My relationship to Facebook has become completely dysfunctional, but I can’t bring myself to delete my account. For every one person who flashes his necrotic toenail via Instagram, two more people make me laugh. And, mornings without Facebook would be unimaginable, so I’ve gotten in the habit of placing a barf bag next to my coffee cup.
Due to the images of food, scar tissue and blood, and the revelations about Viagra and phlegm on Facebook, I now face an existential crisis. Even if I still felt tempted to gush about some aspect of my fascinating existence, I wouldn’t be able to do it. I have tried. Each time I try to write status update, a voice in my head intones “no one cares.”
In the past, I have ignored that soul-crushing voice because there were things I really wanted to share. In the spirit of full disclosure, I give you these examples from my own timeline.
November 5, 2012: “Blasting Peter Frampton while I’m working out gives me goosebumps even though I’m sweating like a horse and my shirt is soaked”
November 15, 2012: “I haven’t used shampoo in weeks. Instead, I clean my hair with baking soda and cider vinegar. So long large, flakes of dandruff“
November 22, 2012: “I just discovered these AMAZING bras! I am so over the padded ones because they stink in the summer!”
December 18, 2012: “Cutting dairy out of my diet.
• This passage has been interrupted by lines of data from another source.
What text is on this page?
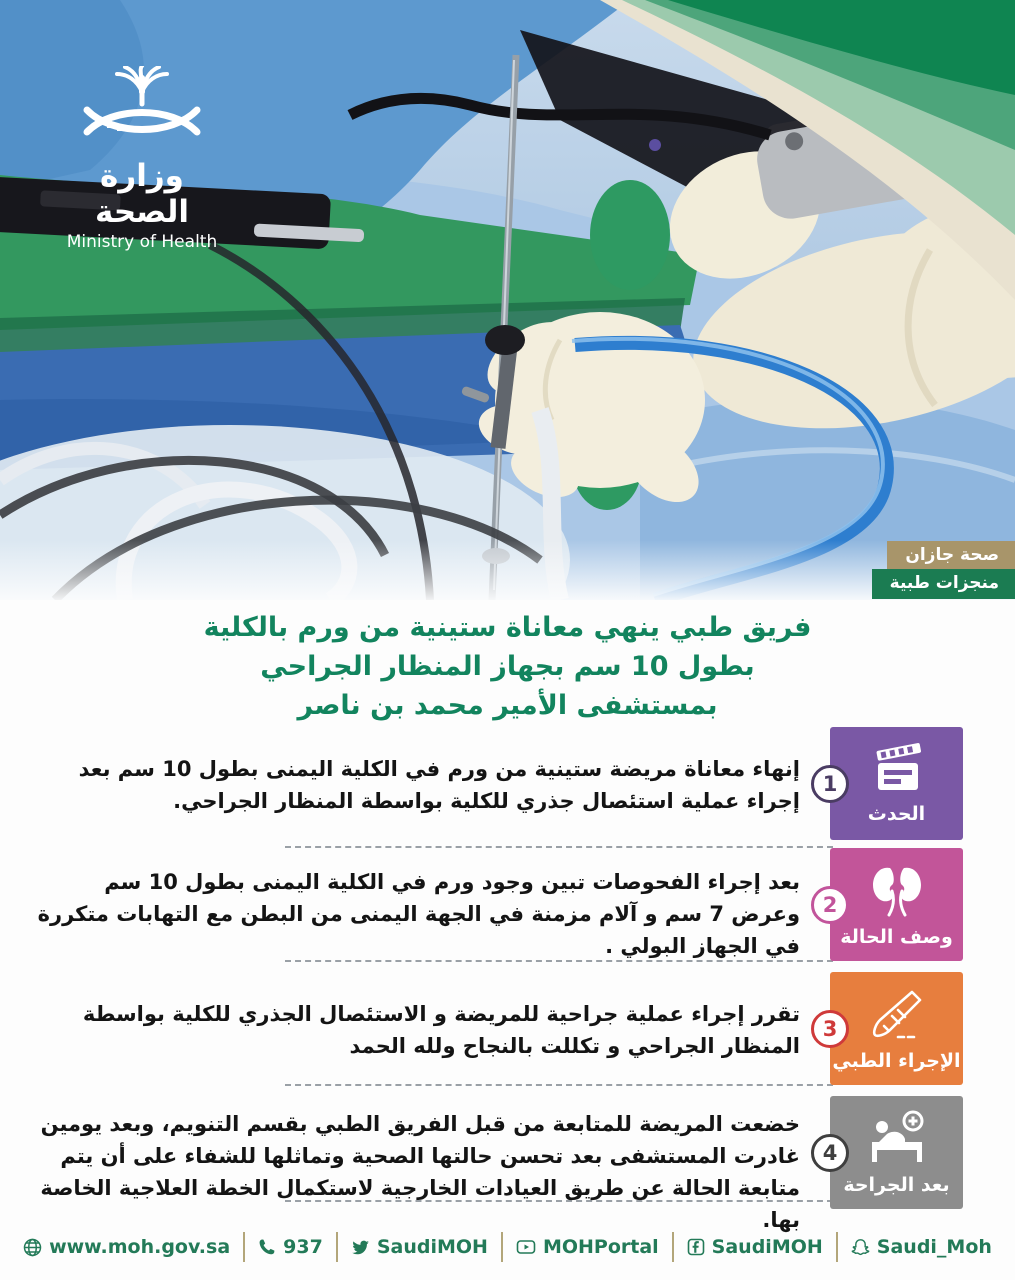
وزارة الصحة
Ministry of Health
صحة جازان
منجزات طبية
فريق طبي ينهي معاناة ستينية من ورم بالكلية
بطول 10 سم بجهاز المنظار الجراحي
بمستشفى الأمير محمد بن ناصر
الحدث
1
إنهاء معاناة مريضة ستينية من ورم في الكلية اليمنى بطول 10 سم بعد إجراء عملية استئصال جذري للكلية بواسطة المنظار الجراحي.
وصف الحالة
2
بعد إجراء الفحوصات تبين وجود ورم في الكلية اليمنى بطول 10 سم وعرض 7 سم و آلام مزمنة في الجهة اليمنى من البطن مع التهابات متكررة في الجهاز البولي .
الإجراء الطبي
3
تقرر إجراء عملية جراحية للمريضة و الاستئصال الجذري للكلية بواسطة المنظار الجراحي و تكللت بالنجاح ولله الحمد
بعد الجراحة
4
خضعت المريضة للمتابعة من قبل الفريق الطبي بقسم التنويم، وبعد يومين غادرت المستشفى بعد تحسن حالتها الصحية وتماثلها للشفاء على أن يتم متابعة الحالة عن طريق العيادات الخارجية لاستكمال الخطة العلاجية الخاصة بها.
www.moh.gov.sa	937	SaudiMOH	MOHPortal	SaudiMOH	Saudi_Moh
Too much mucus!”
December 31, 2012: “Thinking about getting a new vibrator. Can anyone recommend one?”
After my own Facebook transgressions, I have since turned into a benevolent lurker, and autocratic poster. I engage in conversations with friends, but rarely post status updates anymore unless it is to promote this blog.
If I recklessly express my dismay about our country’s gun problem because, say, 26 people were murdered in a school by a creepy white kid with an automatic weapon, I quickly discover that I am expected to participate in, and/or moderate a “fair and balanced” debate.
I should be more open to debate, but it isn’t nice to publicly annihilate your friends, especially after they’ve just checked out a picture of your gall bladder.